Les faits divers, les petites anecdotes du quotidien, les péripéties des gens ordinaires parlent pour une société et la révèlent.
Ainsi, en PÉRIGORD, sur le territoire de la commune de GRIGNOLS, une querelle subalterne de voisinage s’est cristallisée sur une mare. Des voisins plaideurs ont assigné en comblement de ce gîte à amphibiens leurs ennemis locaux au motif que les grenouilles coassent trop près de leur maison au printemps, constituant un « trouble anormal du voisinage ».
Un tribunal rejeta leurs prétentions « contre nature » mais la cour d’appel de BORDEAUX infirma la décision et ordonna que la mare devait disparaître et ce sous forte astreinte par jour de retard, arrêt validé en cassation.
Or les mares, naguère présentes partout dans les campagnes, se font très rares et représentent pour ce que la doctrine contemporaine qualifie de biodiversité, des milieux précieux, fragiles, menacés, des milieux accueillant des espèces ne pouvant pas vivre en dehors de ces points d’eau.
La mare de GRIGNOLS recèle plusieurs espèces intégralement protégées par la loi (loi 76 629), mais le chant des grenouilles perturbe nos plaideurs dont on ignore s’ils exècrent les amphibiens ou leurs voisins humains.
S’agit-il d’une chronique de la haine ordinaire ou de cette peur de la nature qui habite trop de nos contemporains ?
Les tribunaux ont ainsi à connaître fréquemment de requêtes de gens irascibles mécontents du coq, des chevaux ou des vaches du voisin, belle illustration de l’adage sartrien « L’enfer, c’est les autres ».
Il y a aussi ceux qui veulent faire abattre les arbres, les haies de leurs petits ennemis domestiques d’à côté.
Ici, nous voyons que l’animal cupide s’avère volontiers belliciste, tare redoutable, aux effets locaux et parfois mondiaux sous forme de guerres justes, saintes, glorieuses avant de devenir, avec le recul du temps, dérisoires.
L’humain n’aime pas la nature dont il a peur.
Peur des forêts non jardinées, des zones humides, des friches, des animaux sauvages, des herbes folles.
Il y en a même pour se plaindre du chant du rossignol philomèle, des déjections des hirondelles, des chahuts d’une fouine dans un grenier.
Sans doute, l’animal humain raté et dénaturé supportera davantage le vacarme des moteurs à explosions de son trafic routier et l’assourdissant vrombissement des avions aux abords des aéroports, la fumée de ses pollutions cancérogènes que la mélodie de la nature vivante.

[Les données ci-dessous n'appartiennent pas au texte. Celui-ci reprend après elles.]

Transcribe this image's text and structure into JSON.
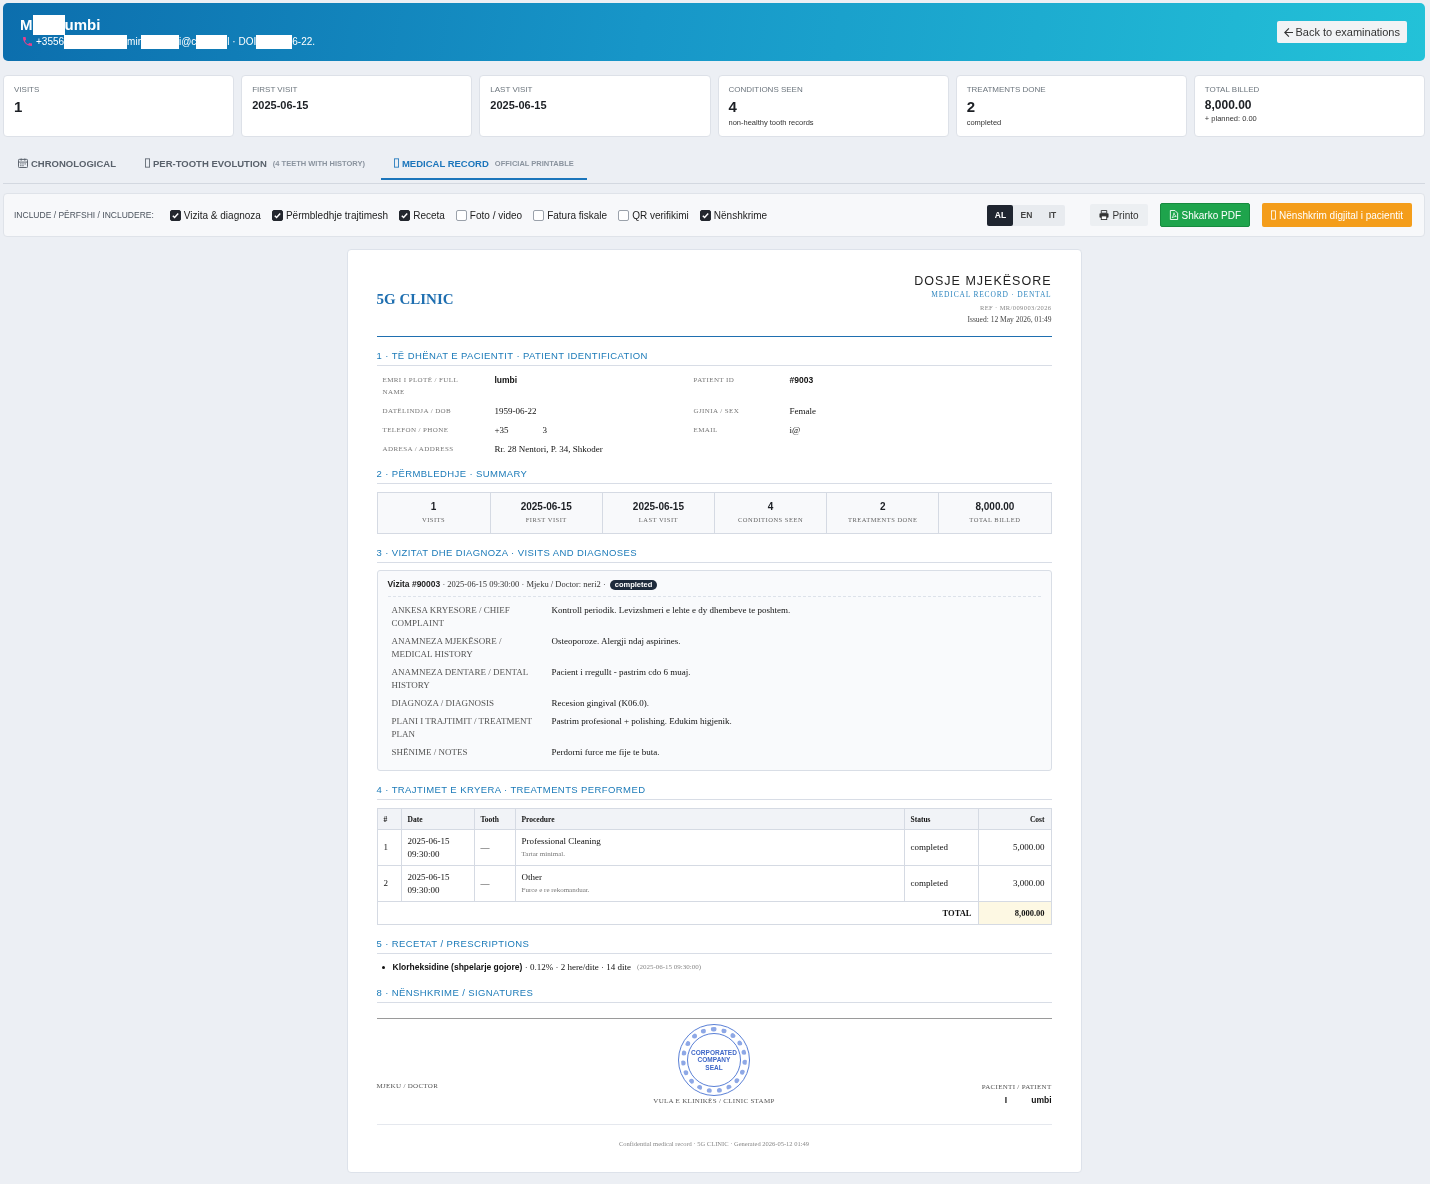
{
  "header": {
    "name_parts": [
      "M",
      "umbi"
    ],
    "contact_parts": [
      "+3556",
      "mir",
      "i@c",
      "l · DOI",
      "6-22."
    ],
    "back_button": "Back to examinations"
  },
  "stats": [
    {
      "label": "VISITS",
      "value": "1",
      "kind": "count"
    },
    {
      "label": "FIRST VISIT",
      "value": "2025-06-15",
      "kind": "date"
    },
    {
      "label": "LAST VISIT",
      "value": "2025-06-15",
      "kind": "date"
    },
    {
      "label": "CONDITIONS SEEN",
      "value": "4",
      "kind": "count",
      "note": "non-healthy tooth records"
    },
    {
      "label": "TREATMENTS DONE",
      "value": "2",
      "kind": "count",
      "note": "completed"
    },
    {
      "label": "TOTAL BILLED",
      "value": "8,000.00",
      "kind": "amount",
      "note": "+ planned: 0.00"
    }
  ],
  "tabs": [
    {
      "label": "CHRONOLOGICAL",
      "selected": false
    },
    {
      "label": "PER-TOOTH EVOLUTION",
      "note": "(4 TEETH WITH HISTORY)",
      "selected": false
    },
    {
      "label": "MEDICAL RECORD",
      "note": "OFFICIAL PRINTABLE",
      "selected": true
    }
  ],
  "toolbar": {
    "include_label": "INCLUDE / PËRFSHI / INCLUDERE:",
    "options": [
      {
        "label": "Vizita & diagnoza",
        "checked": true
      },
      {
        "label": "Përmbledhje trajtimesh",
        "checked": true
      },
      {
        "label": "Receta",
        "checked": true
      },
      {
        "label": "Foto / video",
        "checked": false
      },
      {
        "label": "Fatura fiskale",
        "checked": false
      },
      {
        "label": "QR verifikimi",
        "checked": false
      },
      {
        "label": "Nënshkrime",
        "checked": true
      }
    ],
    "languages": [
      {
        "label": "AL",
        "selected": true
      },
      {
        "label": "EN",
        "selected": false
      },
      {
        "label": "IT",
        "selected": false
      }
    ],
    "buttons": [
      {
        "label": "Printo",
        "kind": "plain"
      },
      {
        "label": "Shkarko PDF",
        "kind": "success"
      },
      {
        "label": "Nënshkrim digjital i pacientit",
        "kind": "warning"
      }
    ]
  },
  "document": {
    "clinic": "5G CLINIC",
    "title": "DOSJE MJEKËSORE",
    "subtitle": "MEDICAL RECORD · DENTAL",
    "ref": "REF · MR/009003/2026",
    "issued": "Issued: 12 May 2026, 01:49",
    "identification": {
      "heading": "1 · TË DHËNAT E PACIENTIT · PATIENT IDENTIFICATION",
      "fields": [
        {
          "label": "EMRI I PLOTË / FULL NAME",
          "value": "lumbi"
        },
        {
          "label": "PATIENT ID",
          "value": "#9003"
        },
        {
          "label": "DATËLINDJA / DOB",
          "value": "1959-06-22"
        },
        {
          "label": "GJINIA / SEX",
          "value": "Female"
        },
        {
          "label": "TELEFON / PHONE",
          "parts": [
            "+35",
            "3"
          ]
        },
        {
          "label": "EMAIL",
          "value": "i@"
        },
        {
          "label": "ADRESA / ADDRESS",
          "value": "Rr. 28 Nentori, P. 34, Shkoder"
        }
      ]
    },
    "summary": {
      "heading": "2 · PËRMBLEDHJE · SUMMARY",
      "cells": [
        {
          "value": "1",
          "label": "VISITS"
        },
        {
          "value": "2025-06-15",
          "label": "FIRST VISIT"
        },
        {
          "value": "2025-06-15",
          "label": "LAST VISIT"
        },
        {
          "value": "4",
          "label": "CONDITIONS SEEN"
        },
        {
          "value": "2",
          "label": "TREATMENTS DONE"
        },
        {
          "value": "8,000.00",
          "label": "TOTAL BILLED"
        }
      ]
    },
    "visits": {
      "heading": "3 · VIZITAT DHE DIAGNOZA · VISITS AND DIAGNOSES",
      "items": [
        {
          "header": "**Vizita #90003** · 2025-06-15 09:30:00 · Mjeku / Doctor: neri2 ·",
          "status": "completed",
          "rows": [
            {
              "label": "ANKESA KRYESORE / CHIEF COMPLAINT",
              "value": "Kontroll periodik. Levizshmeri e lehte e dy dhembeve te poshtem."
            },
            {
              "label": "ANAMNEZA MJEKËSORE / MEDICAL HISTORY",
              "value": "Osteoporoze. Alergji ndaj aspirines."
            },
            {
              "label": "ANAMNEZA DENTARE / DENTAL HISTORY",
              "value": "Pacient i rregullt - pastrim cdo 6 muaj."
            },
            {
              "label": "DIAGNOZA / DIAGNOSIS",
              "value": "Recesion gingival (K06.0)."
            },
            {
              "label": "PLANI I TRAJTIMIT / TREATMENT PLAN",
              "value": "Pastrim profesional + polishing. Edukim higjenik."
            },
            {
              "label": "SHËNIME / NOTES",
              "value": "Perdorni furce me fije te buta."
            }
          ]
        }
      ]
    },
    "treatments": {
      "heading": "4 · TRAJTIMET E KRYERA · TREATMENTS PERFORMED",
      "columns": [
        "#",
        "Date",
        "Tooth",
        "Procedure",
        "Status",
        "Cost"
      ],
      "rows": [
        {
          "num": "1",
          "date": "2025-06-15 09:30:00",
          "tooth": "—",
          "procedure": "Professional Cleaning",
          "note": "Tartar minimal.",
          "status": "completed",
          "cost": "5,000.00"
        },
        {
          "num": "2",
          "date": "2025-06-15 09:30:00",
          "tooth": "—",
          "procedure": "Other",
          "note": "Furce e re rekomanduar.",
          "status": "completed",
          "cost": "3,000.00"
        }
      ],
      "total_label": "TOTAL",
      "total": "8,000.00"
    },
    "prescriptions": {
      "heading": "5 · RECETAT / PRESCRIPTIONS",
      "items": [
        {
          "text": "**Klorheksidine (shpelarje gojore)** · 0.12% · 2 here/dite · 14 dite",
          "date": "(2025-06-15 09:30:00)"
        }
      ]
    },
    "signatures": {
      "heading": "8 · NËNSHKRIME / SIGNATURES",
      "doctor_label": "MJEKU / DOCTOR",
      "stamp_lines": [
        "CORPORATED",
        "COMPANY",
        "SEAL"
      ],
      "stamp_label": "VULA E KLINIKËS / CLINIC STAMP",
      "patient_label": "PACIENTI / PATIENT",
      "patient_name_parts": [
        "I",
        "umbi"
      ]
    },
    "footer": "Confidential medical record · 5G CLINIC · Generated 2026-05-12 01:49"
  }
}
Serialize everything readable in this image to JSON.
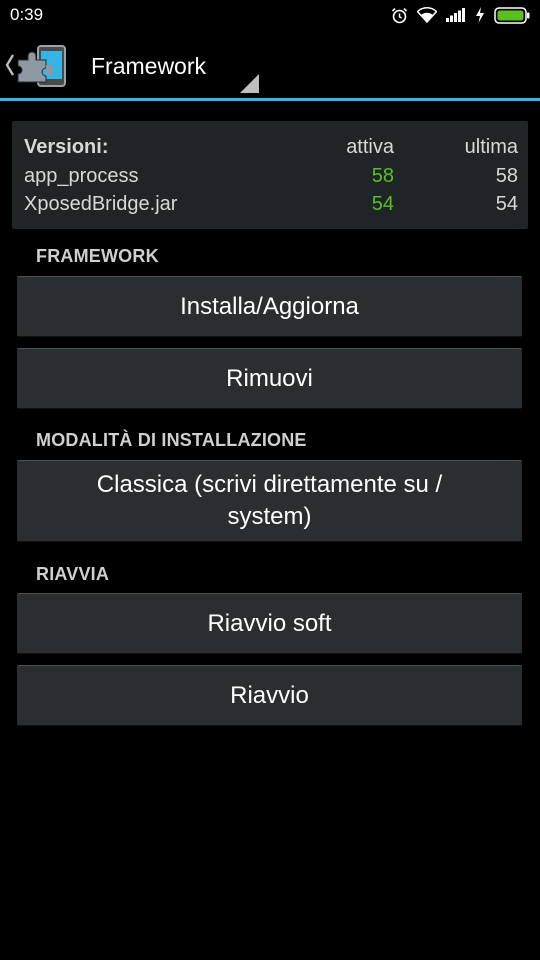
{
  "status_bar": {
    "time": "0:39",
    "icons": [
      "alarm-icon",
      "wifi-icon",
      "signal-icon",
      "charging-icon",
      "battery-icon"
    ],
    "battery_color": "#5bbf21"
  },
  "action_bar": {
    "title": "Framework",
    "accent_color": "#33b5e5"
  },
  "versions": {
    "header": {
      "label": "Versioni:",
      "active": "attiva",
      "latest": "ultima"
    },
    "rows": [
      {
        "name": "app_process",
        "active": "58",
        "latest": "58"
      },
      {
        "name": "XposedBridge.jar",
        "active": "54",
        "latest": "54"
      }
    ],
    "active_color": "#5bbf21"
  },
  "sections": {
    "framework": {
      "label": "FRAMEWORK",
      "install_button": "Installa/Aggiorna",
      "remove_button": "Rimuovi"
    },
    "install_mode": {
      "label": "MODALITÀ DI INSTALLAZIONE",
      "classic_button": "Classica (scrivi direttamente su / system)"
    },
    "reboot": {
      "label": "RIAVVIA",
      "soft_reboot_button": "Riavvio soft",
      "reboot_button": "Riavvio"
    }
  }
}
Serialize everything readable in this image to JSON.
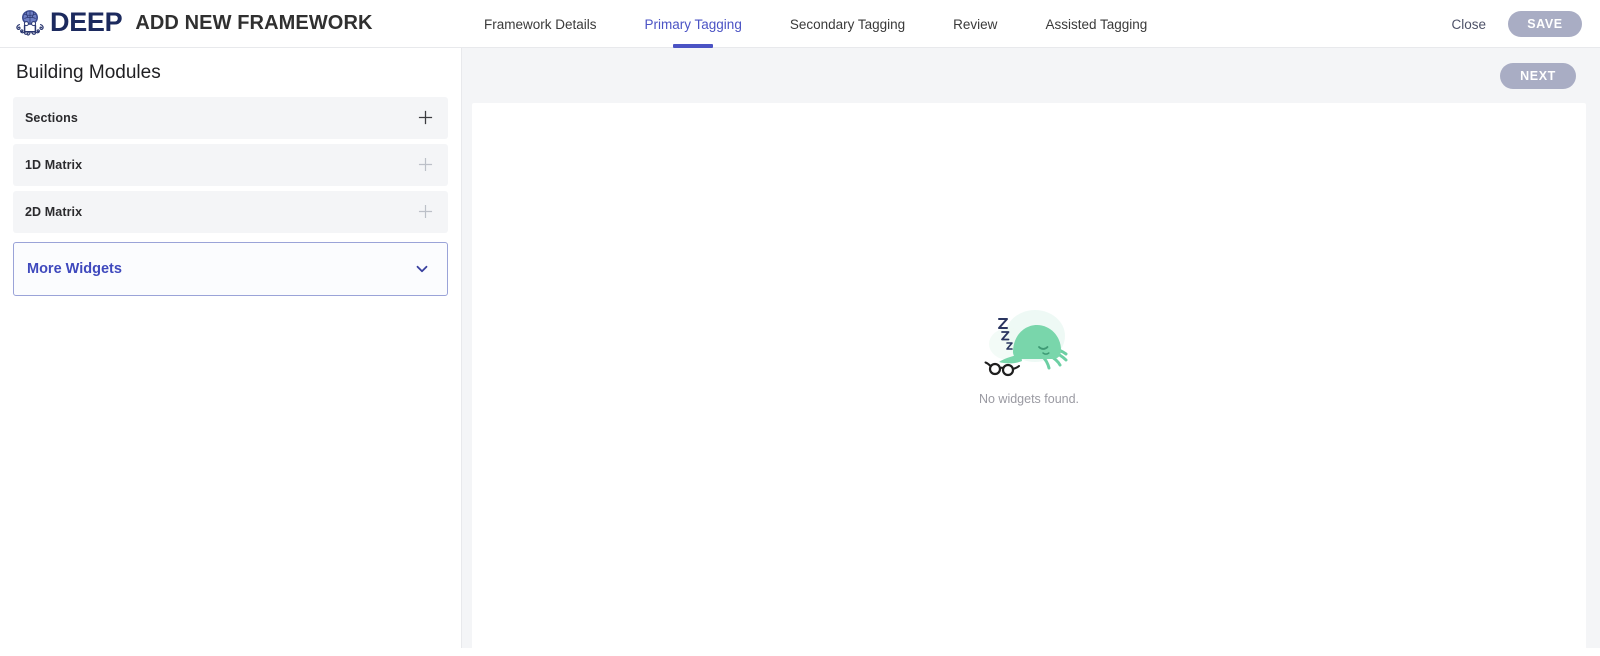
{
  "header": {
    "brand_mark": "deep-octopus-brain-logo",
    "brand_name": "DEEP",
    "page_title": "ADD NEW FRAMEWORK",
    "nav": [
      {
        "label": "Framework Details",
        "active": false
      },
      {
        "label": "Primary Tagging",
        "active": true
      },
      {
        "label": "Secondary Tagging",
        "active": false
      },
      {
        "label": "Review",
        "active": false
      },
      {
        "label": "Assisted Tagging",
        "active": false
      }
    ],
    "close_label": "Close",
    "save_label": "SAVE",
    "accent_color": "#4b53c4",
    "button_color": "#a9adc4"
  },
  "sidebar": {
    "heading": "Building Modules",
    "items": [
      {
        "label": "Sections",
        "icon": "plus-icon",
        "icon_emphasis": "strong"
      },
      {
        "label": "1D Matrix",
        "icon": "plus-icon",
        "icon_emphasis": "faint"
      },
      {
        "label": "2D Matrix",
        "icon": "plus-icon",
        "icon_emphasis": "faint"
      }
    ],
    "more_widgets": {
      "label": "More Widgets",
      "icon": "chevron-down-icon"
    }
  },
  "main": {
    "next_label": "NEXT",
    "empty_state": {
      "illustration": "sleeping-octopus-with-glasses",
      "message": "No widgets found."
    }
  }
}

Si la montagne et ses ravins, les cours d’eau et les océans ne lui offraient pas des occasions de spéculations financières, l’animal dénaturé demanderait l’aplanissement des pics et le comblement des fleuves car tout ceci est dangereux.
Disons, en synthèse, que l’homme n’aime pas sa planète et que seul l’anime la quête insatiable du profit.
Alors, vous qui n’êtes pas formatés par ce système de pensées, respectez ou mieux créez des mares, sauvegardez les vieux arbres, plantez des haies, laissez la végétation spontanée envahir une partie de vos espaces.
Changeons vite pour sauver la vie, ça presse.